L’art israélien s’est toujours trouvé tiraillé entre deux directions contradictoires : la nécessité de répondre à ce qui se passait à l’extérieur, et le désir de se concentrer sur les préoccupations autonomes de l’art lui-même, la matière, la méthode et la définition. De plus, il s’est toujours développé dans un contexte complexe de tensions sociopolitiques, de guerre et de violence, un contexte dans lequel il est impossible de séparer la vie individuelle quotidienne de l’histoire et du mythe. La réponse de l’art à cette réalité chargée est complexe. Au départ, durant les premières décennies du XXe siècle, de nombreux artistes juifs ne pouvaient pas voir cette complexité, ou ne souhaitaient pas la représenter ; ils peignaient plutôt une image idéaliste, optimiste et souvent naïve, qui reflétait leur vision pleine d’espoir de l’avenir.
Le célèbre tableau First Fruits de Reuven Rubin en est un bon exemple. Rubin y représente la terre comme un paradis oriental, un lieu d’harmonie et de fertilité, le cadre parfait pour la naissance d’un nouveau type de Juif et la formation d’une identité israélienne native. Aux côtés de ces artistes, d’autres ont exprimé un engagement social et politique à travers leur art, dépeignant une réalité plus lucide dans le but de provoquer un changement. To the Aid of the Seamen de Naftali Bezem fait référence à la grève des marins qui éclata en 1951 et déclencha de vifs débats dans les kibboutzim israéliens sur la question de soutenir ou non la grève.

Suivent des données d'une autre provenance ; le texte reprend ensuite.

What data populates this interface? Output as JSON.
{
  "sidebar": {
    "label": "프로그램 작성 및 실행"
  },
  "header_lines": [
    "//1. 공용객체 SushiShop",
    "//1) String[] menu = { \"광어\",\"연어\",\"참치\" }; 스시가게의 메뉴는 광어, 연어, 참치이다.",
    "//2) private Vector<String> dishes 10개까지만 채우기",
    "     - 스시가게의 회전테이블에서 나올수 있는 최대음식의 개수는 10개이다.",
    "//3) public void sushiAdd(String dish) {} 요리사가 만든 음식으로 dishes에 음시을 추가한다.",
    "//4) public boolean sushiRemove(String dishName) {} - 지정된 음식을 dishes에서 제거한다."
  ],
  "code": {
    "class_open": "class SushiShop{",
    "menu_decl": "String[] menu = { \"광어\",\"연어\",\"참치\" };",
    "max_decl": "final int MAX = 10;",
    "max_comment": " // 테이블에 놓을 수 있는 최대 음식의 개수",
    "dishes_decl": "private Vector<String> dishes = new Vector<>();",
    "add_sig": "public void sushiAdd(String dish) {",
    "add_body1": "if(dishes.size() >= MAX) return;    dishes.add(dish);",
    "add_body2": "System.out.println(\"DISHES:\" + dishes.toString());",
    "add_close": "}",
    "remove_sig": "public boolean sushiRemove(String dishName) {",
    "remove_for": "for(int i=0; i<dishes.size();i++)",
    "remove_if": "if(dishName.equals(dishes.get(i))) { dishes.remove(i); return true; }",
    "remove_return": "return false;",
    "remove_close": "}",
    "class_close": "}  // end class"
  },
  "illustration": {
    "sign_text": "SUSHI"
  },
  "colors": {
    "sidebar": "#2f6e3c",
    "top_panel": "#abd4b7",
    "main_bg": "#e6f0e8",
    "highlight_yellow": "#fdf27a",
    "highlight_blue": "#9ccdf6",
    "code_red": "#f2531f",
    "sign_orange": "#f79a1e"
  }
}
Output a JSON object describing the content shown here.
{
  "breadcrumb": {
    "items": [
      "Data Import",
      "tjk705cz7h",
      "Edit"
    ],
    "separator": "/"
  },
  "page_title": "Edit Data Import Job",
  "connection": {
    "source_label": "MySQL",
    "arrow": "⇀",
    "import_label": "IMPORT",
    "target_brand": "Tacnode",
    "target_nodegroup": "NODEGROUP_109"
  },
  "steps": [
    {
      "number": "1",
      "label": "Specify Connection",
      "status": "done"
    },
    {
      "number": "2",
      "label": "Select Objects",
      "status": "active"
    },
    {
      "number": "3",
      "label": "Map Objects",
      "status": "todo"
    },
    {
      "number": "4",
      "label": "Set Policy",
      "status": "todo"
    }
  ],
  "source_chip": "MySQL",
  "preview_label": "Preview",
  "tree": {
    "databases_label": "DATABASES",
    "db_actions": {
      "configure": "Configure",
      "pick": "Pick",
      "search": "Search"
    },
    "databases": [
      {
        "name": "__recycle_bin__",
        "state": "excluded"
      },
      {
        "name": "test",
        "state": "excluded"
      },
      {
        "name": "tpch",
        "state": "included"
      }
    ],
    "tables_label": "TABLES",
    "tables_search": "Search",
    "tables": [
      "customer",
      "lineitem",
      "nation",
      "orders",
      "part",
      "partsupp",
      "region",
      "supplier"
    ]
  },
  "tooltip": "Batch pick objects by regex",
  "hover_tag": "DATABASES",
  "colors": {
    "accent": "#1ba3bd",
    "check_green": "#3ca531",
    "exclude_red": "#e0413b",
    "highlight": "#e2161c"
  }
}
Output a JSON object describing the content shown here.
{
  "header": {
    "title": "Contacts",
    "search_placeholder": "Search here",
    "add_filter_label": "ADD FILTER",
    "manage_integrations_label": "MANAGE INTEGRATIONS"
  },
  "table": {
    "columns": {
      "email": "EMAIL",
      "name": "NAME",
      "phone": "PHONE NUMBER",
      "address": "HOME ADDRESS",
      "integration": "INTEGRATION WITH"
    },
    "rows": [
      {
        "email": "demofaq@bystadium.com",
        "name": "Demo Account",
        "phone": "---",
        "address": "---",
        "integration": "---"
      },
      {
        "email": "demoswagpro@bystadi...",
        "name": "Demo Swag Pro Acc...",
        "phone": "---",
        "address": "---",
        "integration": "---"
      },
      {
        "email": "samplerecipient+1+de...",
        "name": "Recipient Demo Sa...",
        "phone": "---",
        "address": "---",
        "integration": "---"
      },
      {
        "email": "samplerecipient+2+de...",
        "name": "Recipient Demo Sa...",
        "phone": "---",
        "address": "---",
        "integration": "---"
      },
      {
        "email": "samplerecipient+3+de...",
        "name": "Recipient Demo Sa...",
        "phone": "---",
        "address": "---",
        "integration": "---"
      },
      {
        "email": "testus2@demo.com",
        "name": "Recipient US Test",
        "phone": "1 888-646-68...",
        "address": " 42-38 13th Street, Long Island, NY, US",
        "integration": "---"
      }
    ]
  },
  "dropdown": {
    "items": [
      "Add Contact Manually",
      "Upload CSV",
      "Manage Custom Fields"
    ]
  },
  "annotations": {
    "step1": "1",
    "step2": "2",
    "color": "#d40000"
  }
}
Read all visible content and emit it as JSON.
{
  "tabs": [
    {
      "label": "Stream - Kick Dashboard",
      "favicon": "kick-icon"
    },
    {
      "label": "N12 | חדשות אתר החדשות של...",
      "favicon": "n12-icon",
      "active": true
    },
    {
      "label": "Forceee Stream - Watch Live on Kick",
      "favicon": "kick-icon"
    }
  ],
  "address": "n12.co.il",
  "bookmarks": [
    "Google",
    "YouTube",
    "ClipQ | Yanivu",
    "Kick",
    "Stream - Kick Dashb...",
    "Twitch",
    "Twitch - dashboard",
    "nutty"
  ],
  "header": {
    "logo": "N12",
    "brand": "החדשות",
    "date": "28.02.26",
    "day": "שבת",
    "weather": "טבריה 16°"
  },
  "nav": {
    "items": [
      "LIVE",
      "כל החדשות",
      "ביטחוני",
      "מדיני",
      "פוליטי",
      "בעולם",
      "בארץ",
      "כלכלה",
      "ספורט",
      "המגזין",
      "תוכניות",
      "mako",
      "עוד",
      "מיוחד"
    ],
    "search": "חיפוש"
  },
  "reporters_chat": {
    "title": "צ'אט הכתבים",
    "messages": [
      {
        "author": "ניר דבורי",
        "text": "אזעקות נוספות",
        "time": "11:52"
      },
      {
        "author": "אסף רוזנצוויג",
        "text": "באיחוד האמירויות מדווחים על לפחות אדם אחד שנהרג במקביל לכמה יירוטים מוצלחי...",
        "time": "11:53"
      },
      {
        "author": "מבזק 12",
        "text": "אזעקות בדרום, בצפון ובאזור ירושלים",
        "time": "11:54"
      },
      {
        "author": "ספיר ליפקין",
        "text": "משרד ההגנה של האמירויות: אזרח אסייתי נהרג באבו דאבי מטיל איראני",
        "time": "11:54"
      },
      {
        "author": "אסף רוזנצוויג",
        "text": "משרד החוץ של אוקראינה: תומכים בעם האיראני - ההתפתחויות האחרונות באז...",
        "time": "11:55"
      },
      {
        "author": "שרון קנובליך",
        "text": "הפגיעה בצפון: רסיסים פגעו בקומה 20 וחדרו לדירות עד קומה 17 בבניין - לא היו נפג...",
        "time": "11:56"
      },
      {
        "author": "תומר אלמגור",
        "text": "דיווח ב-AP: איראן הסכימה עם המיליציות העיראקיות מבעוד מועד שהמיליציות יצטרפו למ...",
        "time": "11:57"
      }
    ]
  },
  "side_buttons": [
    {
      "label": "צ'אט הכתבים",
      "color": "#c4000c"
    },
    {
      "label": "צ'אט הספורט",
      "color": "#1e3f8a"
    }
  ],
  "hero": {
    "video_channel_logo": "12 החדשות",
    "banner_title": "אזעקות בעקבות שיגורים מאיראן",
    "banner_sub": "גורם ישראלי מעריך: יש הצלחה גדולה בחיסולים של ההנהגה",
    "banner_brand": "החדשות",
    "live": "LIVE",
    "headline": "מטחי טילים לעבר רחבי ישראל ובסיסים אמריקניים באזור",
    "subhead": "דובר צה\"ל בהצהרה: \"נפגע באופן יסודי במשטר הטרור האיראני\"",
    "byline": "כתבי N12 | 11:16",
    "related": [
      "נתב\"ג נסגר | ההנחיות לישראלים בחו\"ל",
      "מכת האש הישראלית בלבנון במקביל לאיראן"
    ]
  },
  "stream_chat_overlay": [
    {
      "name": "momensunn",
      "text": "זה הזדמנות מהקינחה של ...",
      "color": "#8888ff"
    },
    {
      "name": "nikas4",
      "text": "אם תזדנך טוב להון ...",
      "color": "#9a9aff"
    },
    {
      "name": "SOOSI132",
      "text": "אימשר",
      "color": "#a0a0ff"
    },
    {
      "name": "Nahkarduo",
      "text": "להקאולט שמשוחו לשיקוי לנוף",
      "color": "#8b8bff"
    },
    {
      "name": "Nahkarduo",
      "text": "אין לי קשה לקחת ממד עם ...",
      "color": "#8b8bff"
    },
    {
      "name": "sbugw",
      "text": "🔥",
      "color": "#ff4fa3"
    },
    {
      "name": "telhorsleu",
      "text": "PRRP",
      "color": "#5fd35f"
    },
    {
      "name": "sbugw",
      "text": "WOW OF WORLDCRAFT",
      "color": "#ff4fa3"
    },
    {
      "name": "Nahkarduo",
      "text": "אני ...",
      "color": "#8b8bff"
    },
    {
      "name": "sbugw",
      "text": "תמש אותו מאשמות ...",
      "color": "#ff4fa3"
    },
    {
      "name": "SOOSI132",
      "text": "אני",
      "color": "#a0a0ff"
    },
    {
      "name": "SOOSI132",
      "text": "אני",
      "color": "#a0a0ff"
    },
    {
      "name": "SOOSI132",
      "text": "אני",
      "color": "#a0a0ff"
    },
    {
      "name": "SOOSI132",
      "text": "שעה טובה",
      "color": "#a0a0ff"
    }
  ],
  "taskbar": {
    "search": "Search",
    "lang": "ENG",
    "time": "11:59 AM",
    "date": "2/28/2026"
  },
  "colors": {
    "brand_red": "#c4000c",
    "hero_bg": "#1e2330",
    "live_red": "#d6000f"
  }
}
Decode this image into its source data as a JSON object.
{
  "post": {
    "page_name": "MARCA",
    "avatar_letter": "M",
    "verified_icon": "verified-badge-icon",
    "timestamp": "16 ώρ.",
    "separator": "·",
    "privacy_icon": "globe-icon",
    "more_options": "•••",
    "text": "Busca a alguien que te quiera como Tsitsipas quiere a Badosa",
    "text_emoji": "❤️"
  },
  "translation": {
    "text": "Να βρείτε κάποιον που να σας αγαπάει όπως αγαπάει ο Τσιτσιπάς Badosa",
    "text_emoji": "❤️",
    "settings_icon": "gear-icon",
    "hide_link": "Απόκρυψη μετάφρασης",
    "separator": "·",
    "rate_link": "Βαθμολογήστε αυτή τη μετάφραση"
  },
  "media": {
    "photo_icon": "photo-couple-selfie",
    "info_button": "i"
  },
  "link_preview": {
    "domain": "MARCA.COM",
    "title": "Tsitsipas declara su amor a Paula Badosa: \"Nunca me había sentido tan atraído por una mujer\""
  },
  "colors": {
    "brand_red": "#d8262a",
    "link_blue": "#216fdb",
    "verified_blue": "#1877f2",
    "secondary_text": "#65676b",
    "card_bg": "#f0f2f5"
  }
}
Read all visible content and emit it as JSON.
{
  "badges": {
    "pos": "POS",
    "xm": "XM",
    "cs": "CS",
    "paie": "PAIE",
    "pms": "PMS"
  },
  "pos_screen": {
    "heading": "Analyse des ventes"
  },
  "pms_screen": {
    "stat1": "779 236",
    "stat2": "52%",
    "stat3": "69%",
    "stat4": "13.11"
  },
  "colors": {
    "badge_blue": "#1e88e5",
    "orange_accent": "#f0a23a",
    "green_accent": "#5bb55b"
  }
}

L’engagement envers l’art pour l’art fut une force puissante, de nombreux artistes se consacrant à la composition, à la ligne, à la couleur et à la matière, dans une tentative de définir la relation entre la réalité visible et l’acte créatif qui exprime l’esprit le plus intime de l’artiste. Yehiam de Yosef Zaritsky en est un bon exemple. Les figures humaines indistinctes qu’il a insérées dans la composition ressemblent à des zones de végétation, et elles communiquent une tension entre le naturel et l’humain, entre figuration et abstraction. De nombreux artistes se sont situés entre ces deux approches. Leur travail, riche de multiples strates, combine des préoccupations personnelles et collectives. C’est le cas de Larry Abramson, qui a dessiné sur des journaux de juin 1967, à l’époque de la guerre des Six Jours, un carré noir, un crâne, des contours de plantes et de planches, des fissures et des fragments.
Ces motifs sont présents dans son œuvre depuis de nombreuses années, aux côtés d’images faisant référence à l’histoire de l’art, comme le carré noir avant-gardiste de Malevitch et le crâne symbolisant la mortalité humaine. Ils prennent un nouveau sens lorsqu’ils sont lus à la lumière d’une chronique d’événements nationaux qui allaient changer à jamais le visage d’Israël.